And so the disappointment begins.
President Barack Obama appears ready to put a budget plan on the table that offers more of the same — which is to say he is willing to damage some of the nation’s most successful and important programs in order to save them.
President Obama will release a budget next week that proposes significant cuts to Medicare and Social Security and fewer tax hikes than in the past, a conciliatory approach that he hopes will convince Republicans to sign onto a grand bargain that would curb government borrowing and replace deep spending cuts that took effect March 1.
The argument here is that the budget will make the president seem reasonable, that he is the man navigating the debates between two extremes — essentially, the adult in a room full of kids.
The problem is his analysis of the problem. He is not navigating among extremes. There is one extreme (the GOP plan to slash and burn government and protect the rich) and a reasonable direction forward. The left is not offering an extreme plan. The House Progressive budget, for instance, moves toward balance in the future without castrating progressive principles or gutting important programs.
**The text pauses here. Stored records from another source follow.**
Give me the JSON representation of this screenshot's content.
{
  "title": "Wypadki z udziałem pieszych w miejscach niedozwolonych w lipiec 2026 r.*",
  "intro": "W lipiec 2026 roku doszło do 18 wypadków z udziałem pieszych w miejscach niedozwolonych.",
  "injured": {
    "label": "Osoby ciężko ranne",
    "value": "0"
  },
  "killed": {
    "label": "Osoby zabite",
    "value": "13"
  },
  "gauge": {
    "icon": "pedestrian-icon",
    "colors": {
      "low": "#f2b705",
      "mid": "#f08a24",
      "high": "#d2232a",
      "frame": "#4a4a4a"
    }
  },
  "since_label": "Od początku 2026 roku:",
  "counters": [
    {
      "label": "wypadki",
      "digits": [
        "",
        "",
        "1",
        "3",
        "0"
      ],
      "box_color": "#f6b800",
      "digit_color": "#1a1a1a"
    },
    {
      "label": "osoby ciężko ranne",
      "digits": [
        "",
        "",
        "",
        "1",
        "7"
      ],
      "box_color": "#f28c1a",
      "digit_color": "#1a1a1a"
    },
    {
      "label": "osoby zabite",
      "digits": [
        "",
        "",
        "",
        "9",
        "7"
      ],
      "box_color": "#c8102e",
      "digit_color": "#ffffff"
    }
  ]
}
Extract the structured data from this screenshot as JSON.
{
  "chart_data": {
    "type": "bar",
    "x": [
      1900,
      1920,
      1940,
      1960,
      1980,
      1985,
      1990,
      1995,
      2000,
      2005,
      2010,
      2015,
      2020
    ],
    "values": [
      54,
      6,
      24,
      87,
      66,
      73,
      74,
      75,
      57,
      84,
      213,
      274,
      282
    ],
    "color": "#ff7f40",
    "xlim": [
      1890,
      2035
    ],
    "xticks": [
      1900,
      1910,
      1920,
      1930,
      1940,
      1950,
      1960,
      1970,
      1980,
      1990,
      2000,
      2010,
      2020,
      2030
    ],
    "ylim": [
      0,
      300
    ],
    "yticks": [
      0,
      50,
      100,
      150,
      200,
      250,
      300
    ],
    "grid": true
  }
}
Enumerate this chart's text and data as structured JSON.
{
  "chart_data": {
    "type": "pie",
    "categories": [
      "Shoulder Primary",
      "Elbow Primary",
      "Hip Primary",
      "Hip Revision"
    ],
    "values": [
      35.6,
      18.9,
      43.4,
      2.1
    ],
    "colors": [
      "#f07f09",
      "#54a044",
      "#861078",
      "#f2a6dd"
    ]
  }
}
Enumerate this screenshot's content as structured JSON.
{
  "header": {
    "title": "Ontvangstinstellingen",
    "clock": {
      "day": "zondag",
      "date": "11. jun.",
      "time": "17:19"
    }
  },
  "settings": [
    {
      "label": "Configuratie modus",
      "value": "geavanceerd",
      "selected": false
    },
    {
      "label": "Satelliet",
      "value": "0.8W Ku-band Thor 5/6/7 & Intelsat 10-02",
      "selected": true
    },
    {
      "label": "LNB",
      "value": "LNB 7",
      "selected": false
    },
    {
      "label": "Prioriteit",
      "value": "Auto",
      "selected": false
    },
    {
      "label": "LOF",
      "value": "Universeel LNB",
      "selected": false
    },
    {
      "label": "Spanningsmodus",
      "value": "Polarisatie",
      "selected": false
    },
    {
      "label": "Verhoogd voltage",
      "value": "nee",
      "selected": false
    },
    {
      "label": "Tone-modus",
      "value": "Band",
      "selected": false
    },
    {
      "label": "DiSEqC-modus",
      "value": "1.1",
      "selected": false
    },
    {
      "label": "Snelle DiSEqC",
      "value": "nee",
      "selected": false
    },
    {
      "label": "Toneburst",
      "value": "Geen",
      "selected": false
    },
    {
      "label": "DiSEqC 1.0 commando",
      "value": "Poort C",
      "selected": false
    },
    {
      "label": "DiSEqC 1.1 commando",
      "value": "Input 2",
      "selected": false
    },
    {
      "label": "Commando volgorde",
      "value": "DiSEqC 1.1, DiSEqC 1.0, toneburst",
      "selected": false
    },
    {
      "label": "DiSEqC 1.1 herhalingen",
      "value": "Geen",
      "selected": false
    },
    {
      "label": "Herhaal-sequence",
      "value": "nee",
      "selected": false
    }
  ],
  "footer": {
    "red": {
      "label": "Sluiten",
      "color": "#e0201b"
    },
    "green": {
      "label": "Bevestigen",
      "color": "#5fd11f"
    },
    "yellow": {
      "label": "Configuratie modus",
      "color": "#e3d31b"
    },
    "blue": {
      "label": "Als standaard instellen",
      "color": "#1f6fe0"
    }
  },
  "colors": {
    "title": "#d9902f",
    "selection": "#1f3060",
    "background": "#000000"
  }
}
But this is what Obama has done since taking office. The problem I’ve had with the president since his initial candidacy — since the publication of his book The Audacity of Hope — is that his primary philosophical sensibility has nothing to do with political principle. He is not the leftist the crazed folks on the right paint him to be. He’s not even what I would call an ideological centrist. That would imply a sense of ideology. He is and always has been a man committed conciliation and compromise at all costs. That puts him at a disadvantage when dealing with the right’s extremism.
The result, in practical terms, has been a willingness to compromise before the negotiations even begin (see healthcare) and a more dangerous tendency to sacrifice the things his base believe in. It is compromise for the sake of compromise.